Keywords for discovery and categorisation.

{
"keywords": ["machine learning", "dataset", "classification"]
}

license (object)

Licensing information for the asset.

{
"license": {
"name": "CC BY 4.0",
"url": "https://creativecommons.org/licenses/by/4.0/"
}
}

Asset Type Fields

Assets are categorised by the presence of specific top-level objects:

Artifacts

Assets with a content object represent Artifacts - immutable data assets.

See COG-6: Artifacts for the complete specification including:

  • Content hash verification
  • Replication and federation
  • Content storage requirements

Operations

Assets with an operation object represent Operations - executable assets.
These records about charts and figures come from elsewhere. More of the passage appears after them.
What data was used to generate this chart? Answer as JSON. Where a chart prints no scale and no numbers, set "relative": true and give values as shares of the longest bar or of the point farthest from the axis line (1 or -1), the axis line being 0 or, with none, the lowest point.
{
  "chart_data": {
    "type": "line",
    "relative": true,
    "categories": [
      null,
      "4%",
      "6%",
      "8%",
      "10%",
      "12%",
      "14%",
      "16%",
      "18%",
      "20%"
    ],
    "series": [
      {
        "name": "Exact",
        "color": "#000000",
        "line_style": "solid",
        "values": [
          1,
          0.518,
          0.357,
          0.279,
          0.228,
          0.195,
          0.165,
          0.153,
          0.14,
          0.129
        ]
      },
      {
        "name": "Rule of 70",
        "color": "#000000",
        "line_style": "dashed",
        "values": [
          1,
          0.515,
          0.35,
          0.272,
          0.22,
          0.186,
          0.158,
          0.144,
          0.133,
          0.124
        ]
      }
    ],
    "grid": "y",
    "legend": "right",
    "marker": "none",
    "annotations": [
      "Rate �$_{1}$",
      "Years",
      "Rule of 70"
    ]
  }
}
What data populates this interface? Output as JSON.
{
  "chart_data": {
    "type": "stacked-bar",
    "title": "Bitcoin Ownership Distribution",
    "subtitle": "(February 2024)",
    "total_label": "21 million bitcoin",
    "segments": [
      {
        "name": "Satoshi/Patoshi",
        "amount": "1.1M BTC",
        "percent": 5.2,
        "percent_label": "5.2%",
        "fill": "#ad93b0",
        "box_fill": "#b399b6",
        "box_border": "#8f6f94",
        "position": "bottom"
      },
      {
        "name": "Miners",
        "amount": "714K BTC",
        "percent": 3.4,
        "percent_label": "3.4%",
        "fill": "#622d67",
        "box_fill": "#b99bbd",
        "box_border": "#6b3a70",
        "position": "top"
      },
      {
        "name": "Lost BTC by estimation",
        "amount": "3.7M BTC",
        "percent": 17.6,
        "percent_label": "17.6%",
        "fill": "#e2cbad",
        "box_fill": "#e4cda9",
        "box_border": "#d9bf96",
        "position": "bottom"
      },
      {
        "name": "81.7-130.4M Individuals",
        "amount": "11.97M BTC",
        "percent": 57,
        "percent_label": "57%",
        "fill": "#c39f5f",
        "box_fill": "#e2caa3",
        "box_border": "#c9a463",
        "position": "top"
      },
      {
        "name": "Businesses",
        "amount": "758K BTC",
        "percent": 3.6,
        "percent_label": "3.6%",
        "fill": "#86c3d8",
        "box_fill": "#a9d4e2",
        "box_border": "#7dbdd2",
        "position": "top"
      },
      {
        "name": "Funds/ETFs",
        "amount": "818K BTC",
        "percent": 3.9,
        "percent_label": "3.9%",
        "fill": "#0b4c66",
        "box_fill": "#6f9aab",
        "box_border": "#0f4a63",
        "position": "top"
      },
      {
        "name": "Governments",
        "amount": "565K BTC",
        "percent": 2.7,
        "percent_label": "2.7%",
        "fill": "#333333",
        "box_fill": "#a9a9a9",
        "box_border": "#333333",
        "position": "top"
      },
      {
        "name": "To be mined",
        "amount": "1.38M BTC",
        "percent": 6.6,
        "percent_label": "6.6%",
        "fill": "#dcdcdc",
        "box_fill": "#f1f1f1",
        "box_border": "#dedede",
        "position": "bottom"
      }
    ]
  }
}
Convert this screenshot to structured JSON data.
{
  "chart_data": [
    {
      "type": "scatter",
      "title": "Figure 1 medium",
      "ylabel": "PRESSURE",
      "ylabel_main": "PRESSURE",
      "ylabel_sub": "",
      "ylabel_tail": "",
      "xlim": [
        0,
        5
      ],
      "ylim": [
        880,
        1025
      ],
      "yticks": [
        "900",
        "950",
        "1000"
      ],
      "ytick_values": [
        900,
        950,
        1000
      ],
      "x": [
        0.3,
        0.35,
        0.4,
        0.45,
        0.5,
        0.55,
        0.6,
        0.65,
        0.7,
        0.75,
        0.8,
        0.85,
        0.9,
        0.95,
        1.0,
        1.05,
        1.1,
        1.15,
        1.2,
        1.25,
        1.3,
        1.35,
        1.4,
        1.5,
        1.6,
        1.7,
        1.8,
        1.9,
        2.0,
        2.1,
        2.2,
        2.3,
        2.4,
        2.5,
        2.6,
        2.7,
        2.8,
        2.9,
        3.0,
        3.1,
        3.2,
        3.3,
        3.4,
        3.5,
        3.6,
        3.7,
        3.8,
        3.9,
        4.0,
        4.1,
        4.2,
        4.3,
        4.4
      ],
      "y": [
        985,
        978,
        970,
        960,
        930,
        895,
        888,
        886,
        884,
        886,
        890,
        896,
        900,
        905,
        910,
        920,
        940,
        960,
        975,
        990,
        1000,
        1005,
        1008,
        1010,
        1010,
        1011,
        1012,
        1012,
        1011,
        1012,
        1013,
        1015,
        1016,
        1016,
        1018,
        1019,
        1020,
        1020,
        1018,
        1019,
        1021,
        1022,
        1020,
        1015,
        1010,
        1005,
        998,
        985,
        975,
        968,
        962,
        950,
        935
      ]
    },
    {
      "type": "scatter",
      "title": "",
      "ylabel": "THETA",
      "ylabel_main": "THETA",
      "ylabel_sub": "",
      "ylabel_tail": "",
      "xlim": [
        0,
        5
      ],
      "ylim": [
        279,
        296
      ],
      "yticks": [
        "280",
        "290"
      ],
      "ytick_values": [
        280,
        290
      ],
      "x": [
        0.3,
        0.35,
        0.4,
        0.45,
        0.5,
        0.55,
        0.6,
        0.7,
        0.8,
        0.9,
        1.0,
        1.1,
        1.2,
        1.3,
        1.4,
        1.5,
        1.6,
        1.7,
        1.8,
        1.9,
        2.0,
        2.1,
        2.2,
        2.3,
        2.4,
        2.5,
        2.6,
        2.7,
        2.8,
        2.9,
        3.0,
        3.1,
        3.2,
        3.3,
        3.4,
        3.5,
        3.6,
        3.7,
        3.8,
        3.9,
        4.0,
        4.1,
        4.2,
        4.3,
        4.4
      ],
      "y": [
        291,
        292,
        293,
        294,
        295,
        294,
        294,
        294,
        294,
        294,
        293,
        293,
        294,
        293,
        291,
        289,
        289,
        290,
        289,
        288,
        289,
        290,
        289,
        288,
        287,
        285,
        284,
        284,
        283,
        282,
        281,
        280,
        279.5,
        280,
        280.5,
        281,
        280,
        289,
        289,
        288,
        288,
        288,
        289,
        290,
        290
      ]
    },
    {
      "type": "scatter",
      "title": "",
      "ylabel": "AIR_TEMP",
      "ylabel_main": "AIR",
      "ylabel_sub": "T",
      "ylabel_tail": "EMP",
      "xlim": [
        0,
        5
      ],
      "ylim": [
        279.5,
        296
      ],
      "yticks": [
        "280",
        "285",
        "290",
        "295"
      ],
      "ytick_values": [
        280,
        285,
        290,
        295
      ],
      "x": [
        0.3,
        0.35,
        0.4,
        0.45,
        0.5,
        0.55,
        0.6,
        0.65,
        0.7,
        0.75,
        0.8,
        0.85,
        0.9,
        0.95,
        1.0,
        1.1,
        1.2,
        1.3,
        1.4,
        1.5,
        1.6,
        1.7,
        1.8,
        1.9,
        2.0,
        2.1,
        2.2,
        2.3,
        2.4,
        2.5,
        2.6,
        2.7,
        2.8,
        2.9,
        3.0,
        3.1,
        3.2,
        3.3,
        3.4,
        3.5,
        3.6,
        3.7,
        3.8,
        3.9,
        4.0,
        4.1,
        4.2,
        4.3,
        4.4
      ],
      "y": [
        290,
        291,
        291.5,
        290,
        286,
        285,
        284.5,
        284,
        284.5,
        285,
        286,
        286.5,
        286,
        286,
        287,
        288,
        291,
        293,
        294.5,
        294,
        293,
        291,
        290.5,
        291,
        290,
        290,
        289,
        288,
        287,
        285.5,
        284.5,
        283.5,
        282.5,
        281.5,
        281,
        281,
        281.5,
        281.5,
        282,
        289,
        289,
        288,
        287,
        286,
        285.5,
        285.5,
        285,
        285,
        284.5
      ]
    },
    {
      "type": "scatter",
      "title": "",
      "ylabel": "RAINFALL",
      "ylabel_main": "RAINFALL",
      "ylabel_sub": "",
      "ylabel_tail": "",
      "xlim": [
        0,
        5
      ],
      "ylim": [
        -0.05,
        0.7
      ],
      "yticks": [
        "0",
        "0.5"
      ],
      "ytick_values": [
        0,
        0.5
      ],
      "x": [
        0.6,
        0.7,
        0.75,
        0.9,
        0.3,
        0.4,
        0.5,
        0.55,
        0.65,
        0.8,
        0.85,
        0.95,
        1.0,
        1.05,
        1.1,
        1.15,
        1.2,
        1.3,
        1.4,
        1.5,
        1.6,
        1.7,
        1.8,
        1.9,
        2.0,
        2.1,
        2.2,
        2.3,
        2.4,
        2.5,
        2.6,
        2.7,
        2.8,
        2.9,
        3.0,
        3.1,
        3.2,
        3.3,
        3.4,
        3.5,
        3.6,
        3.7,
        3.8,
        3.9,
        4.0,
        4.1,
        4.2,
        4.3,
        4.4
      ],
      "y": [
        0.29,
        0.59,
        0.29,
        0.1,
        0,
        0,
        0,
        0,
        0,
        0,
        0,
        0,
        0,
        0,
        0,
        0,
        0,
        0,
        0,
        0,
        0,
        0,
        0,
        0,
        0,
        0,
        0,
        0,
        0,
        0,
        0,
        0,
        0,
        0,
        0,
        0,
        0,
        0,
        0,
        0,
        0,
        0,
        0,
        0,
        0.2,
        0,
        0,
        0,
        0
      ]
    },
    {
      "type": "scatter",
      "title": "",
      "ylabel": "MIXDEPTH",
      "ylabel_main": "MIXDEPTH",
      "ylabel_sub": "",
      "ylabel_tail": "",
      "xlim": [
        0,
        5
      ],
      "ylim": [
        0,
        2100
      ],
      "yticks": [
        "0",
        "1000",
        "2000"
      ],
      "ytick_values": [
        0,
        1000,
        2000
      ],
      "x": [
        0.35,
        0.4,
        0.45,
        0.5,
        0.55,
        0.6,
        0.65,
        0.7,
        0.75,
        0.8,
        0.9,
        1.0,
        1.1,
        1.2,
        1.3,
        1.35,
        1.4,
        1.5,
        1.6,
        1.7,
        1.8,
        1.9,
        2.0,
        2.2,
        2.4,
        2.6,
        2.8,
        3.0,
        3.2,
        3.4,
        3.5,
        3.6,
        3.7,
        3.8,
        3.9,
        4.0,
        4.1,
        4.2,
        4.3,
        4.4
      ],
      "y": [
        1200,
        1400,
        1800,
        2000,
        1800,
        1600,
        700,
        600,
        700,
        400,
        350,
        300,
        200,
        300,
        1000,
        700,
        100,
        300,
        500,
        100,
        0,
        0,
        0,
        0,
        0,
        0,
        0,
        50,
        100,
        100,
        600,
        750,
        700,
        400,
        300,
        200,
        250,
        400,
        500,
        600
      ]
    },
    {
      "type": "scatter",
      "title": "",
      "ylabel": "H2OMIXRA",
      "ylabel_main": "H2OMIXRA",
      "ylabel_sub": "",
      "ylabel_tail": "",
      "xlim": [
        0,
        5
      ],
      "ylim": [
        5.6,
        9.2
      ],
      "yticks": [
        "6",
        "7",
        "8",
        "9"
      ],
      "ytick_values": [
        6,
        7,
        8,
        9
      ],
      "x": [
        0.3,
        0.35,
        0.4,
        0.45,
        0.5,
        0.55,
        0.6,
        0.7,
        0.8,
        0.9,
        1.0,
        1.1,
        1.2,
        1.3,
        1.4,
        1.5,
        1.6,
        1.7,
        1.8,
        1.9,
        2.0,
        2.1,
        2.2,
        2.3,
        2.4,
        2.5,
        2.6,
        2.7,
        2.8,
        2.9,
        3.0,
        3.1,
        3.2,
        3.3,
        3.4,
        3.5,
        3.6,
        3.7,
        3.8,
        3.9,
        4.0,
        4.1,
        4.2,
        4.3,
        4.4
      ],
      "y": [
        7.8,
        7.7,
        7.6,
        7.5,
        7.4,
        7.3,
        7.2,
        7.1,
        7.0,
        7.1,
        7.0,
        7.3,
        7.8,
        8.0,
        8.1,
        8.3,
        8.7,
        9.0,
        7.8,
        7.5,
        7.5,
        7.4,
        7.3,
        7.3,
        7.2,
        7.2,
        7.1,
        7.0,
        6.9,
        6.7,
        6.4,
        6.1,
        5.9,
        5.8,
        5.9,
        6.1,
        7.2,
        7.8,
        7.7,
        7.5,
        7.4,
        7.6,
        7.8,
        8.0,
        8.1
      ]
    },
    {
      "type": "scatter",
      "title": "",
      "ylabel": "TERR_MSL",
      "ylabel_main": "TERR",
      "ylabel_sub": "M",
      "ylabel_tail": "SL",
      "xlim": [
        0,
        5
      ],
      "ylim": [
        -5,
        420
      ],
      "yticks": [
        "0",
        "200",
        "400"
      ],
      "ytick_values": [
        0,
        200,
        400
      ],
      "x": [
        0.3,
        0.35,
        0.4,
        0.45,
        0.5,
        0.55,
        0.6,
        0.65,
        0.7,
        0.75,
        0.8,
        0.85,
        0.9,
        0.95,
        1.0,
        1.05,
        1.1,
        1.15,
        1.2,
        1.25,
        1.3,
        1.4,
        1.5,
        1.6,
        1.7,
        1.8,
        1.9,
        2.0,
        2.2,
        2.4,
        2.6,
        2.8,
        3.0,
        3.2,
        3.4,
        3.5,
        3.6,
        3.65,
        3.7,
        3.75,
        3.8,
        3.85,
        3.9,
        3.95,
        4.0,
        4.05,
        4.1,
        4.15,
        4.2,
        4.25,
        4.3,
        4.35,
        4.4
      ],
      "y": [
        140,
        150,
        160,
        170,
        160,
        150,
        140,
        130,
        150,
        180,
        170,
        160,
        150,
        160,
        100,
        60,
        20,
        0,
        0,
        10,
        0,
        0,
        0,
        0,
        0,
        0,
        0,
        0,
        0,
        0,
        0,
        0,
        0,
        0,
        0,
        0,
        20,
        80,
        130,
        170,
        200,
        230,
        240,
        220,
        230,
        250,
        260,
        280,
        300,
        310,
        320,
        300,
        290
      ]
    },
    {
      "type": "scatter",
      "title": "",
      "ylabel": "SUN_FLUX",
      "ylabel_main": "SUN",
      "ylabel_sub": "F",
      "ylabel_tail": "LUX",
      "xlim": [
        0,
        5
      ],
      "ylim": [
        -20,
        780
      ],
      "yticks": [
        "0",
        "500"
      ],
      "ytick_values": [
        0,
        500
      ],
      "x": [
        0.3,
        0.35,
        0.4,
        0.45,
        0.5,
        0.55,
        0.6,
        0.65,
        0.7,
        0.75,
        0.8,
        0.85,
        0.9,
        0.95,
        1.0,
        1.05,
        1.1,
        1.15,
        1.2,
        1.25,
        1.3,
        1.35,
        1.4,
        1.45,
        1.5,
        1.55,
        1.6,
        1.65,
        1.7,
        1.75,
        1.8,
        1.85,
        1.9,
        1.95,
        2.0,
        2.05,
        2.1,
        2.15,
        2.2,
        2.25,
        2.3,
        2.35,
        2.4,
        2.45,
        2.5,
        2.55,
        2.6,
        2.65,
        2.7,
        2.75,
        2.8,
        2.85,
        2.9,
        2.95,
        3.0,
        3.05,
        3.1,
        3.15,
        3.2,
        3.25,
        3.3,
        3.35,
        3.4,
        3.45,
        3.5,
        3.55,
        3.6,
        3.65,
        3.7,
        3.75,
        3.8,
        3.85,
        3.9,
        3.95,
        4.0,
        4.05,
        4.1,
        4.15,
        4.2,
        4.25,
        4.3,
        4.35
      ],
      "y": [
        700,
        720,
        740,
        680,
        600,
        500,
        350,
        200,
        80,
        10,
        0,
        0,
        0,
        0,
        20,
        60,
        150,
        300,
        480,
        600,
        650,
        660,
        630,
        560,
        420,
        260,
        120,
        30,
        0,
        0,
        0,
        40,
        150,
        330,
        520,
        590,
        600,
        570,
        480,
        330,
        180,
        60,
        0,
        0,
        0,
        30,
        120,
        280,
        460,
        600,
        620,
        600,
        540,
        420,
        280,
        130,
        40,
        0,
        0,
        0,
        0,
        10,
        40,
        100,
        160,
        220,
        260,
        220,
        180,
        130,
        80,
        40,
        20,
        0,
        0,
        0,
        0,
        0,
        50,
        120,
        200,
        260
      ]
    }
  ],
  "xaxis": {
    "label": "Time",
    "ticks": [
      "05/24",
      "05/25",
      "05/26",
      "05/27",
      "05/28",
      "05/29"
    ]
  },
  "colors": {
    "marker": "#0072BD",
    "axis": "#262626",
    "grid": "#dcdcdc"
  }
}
See COG-7: Operations for the complete specification including:

  • Adapter configuration
  • Input/output schemas
  • Orchestration workflows

Additional Information

The additionalInformation object MAY contain any implementation-specific or domain-specific metadata:

{
"additionalInformation": {
"notes": ["Uploaded for testing purposes"],
"sourceUrl": "https://example.com/original"
}
}

Validation

Implementations SHOULD validate metadata against this specification before accepting assets.

Implementations MUST reject metadata that:

  • Is not valid JSON
  • Contains content hashes that do not match the actual content (for artifacts)
  • References non-existent adapters (for operations)

Security Considerations

Metadata Immutability

Once an asset is created, its metadata string and Asset ID are immutable. Any modification to metadata results in a new Asset ID. Implementations MUST NOT allow modification of existing metadata.

See COG-6: Artifacts and COG-7: Operations for asset-type-specific security considerations.